Cancer is considered as one of the leading causes of death among humans and small animals causing about 20% of deaths in dogs at 5 years of age and increases to approximately 40% to 50% in individuals between 10 to 16 years of age (BRONSON, 1982; ADAMS et al., 2010;
JEMAL et al., 2011). Canine histiocytic sarcoma (HS) is a highly aggressive neoplastic disease affecting dogs with a high incidence in Bernese mountain dogs, Rottweilers, Retrievers and Pembroke Welsh Corgis breeds (KRAJE et al., 2001; AFFOLTER and MOORE, 2002; IDE et al., 2011). Canine HS belongs to the category of canine histiocytic proliferative disorders and is characterized by infiltration of neoplastic cells arising from interstitial dendritic cells (FULMER and MAULDIN, 2007; ABADIE et al., 2009; MOORE, 2014). Canine HS can occur in two forms; localized which involves predominantly the skin and subcutis of the extremities, and disseminated, which typically occurs in multiple internal organs such as spleen, lung and lymph nodes (MOORE, 2014).

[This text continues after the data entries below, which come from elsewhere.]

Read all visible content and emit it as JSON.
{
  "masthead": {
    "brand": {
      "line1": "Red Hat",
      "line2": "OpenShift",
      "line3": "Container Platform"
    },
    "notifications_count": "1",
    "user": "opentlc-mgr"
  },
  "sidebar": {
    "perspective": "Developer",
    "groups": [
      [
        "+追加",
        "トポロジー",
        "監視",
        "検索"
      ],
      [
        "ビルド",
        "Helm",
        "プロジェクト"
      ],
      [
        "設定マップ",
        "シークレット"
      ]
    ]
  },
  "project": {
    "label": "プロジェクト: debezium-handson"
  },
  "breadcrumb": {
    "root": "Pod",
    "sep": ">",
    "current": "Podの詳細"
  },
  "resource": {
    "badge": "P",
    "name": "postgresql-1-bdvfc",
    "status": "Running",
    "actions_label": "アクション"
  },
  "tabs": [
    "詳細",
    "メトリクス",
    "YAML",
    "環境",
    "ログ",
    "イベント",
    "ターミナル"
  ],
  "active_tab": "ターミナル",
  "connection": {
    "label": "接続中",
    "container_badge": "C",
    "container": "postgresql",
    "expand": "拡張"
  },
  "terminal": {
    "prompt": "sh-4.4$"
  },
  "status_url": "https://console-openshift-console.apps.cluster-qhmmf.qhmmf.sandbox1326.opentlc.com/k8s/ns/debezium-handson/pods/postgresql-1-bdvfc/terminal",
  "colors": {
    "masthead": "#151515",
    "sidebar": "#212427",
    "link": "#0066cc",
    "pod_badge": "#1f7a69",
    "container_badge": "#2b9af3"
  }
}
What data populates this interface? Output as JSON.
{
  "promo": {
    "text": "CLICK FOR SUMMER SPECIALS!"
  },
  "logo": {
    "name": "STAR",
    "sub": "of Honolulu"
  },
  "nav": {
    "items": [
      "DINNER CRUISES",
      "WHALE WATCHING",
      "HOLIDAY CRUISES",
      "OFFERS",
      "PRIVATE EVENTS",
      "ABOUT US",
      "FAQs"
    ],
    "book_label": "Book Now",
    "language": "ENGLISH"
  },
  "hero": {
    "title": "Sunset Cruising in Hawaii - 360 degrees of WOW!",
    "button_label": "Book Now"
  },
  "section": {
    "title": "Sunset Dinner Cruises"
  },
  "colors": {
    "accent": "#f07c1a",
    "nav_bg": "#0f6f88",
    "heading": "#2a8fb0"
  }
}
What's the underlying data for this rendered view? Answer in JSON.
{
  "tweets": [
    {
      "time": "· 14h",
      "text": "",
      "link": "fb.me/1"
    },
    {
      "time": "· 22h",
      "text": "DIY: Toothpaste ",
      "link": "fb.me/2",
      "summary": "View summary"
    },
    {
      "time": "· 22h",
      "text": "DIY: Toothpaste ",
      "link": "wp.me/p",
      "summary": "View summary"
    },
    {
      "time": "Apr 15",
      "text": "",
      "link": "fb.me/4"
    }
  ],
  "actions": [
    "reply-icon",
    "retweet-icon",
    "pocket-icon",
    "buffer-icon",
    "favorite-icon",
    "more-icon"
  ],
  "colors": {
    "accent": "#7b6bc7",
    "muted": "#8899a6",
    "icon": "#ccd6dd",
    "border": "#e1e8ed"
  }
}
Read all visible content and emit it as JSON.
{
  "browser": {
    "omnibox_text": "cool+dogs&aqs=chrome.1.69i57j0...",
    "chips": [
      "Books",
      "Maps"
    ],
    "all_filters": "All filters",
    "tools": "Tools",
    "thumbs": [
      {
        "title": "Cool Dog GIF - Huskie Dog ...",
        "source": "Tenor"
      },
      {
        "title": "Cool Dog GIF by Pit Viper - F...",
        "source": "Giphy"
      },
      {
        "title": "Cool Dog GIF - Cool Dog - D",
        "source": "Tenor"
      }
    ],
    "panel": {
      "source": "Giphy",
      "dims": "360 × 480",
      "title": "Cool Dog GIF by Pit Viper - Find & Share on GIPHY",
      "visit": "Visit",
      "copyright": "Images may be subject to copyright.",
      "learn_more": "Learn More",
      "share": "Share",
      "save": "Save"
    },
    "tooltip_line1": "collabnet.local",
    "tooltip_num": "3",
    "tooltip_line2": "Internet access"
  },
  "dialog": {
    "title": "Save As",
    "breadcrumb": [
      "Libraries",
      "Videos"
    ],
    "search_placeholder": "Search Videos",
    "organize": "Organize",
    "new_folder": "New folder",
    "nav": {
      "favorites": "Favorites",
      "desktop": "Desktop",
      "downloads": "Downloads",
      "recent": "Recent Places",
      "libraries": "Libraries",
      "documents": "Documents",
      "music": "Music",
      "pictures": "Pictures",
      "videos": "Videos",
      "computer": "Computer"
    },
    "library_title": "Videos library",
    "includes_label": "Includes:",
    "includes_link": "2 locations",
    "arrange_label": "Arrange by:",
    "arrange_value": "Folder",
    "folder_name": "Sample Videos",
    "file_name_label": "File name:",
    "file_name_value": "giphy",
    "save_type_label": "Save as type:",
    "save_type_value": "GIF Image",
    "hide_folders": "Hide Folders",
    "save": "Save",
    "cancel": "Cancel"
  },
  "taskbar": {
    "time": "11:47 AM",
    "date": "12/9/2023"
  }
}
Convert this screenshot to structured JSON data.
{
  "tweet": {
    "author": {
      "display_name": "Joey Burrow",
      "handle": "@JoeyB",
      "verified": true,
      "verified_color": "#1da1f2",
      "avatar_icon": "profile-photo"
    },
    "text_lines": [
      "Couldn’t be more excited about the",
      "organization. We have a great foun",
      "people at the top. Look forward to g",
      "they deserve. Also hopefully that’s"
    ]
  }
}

Disseminated HS show a rapidly progressive clinical course with poor prognosis and affected dogs are often euthanized early in the disease course due to limitations in therapeutic options (AFFOLTER and MOORE, 2002). Although surgical resection is beneficial in some cases of localized HS, the efficacy of surgery and chemotherapy is still limited in cases of disseminated HS (TAKAHASHI et al., 2014). The main reason for the poor prognosis of disseminated HS are distant metastases into internal organs (FULMER and MAULDIN, 2007). A better understanding of biological mechanisms involved in cancer progression and metastasis may be beneficial for exploration of new effective therapies to prevent metastasis and to improve the survival time of patients (WAN et al., 2013).
Besides that, canine HS are considered to occur more frequently in some canine breeds compared to histiocytic malignancies in humans where they represent rare but very aggressive diseases (FAVARA et al., 1997; MOORE, 2014). Both diseases share many pathological features and are histologically comparable (AFFOLTER and MOORE, 2002). Thus canine HS may represent a good translational animal model and may provide a unique opportunity to understand some aspects in the pathogenesis of the human disease (HEDAN et al., 2011).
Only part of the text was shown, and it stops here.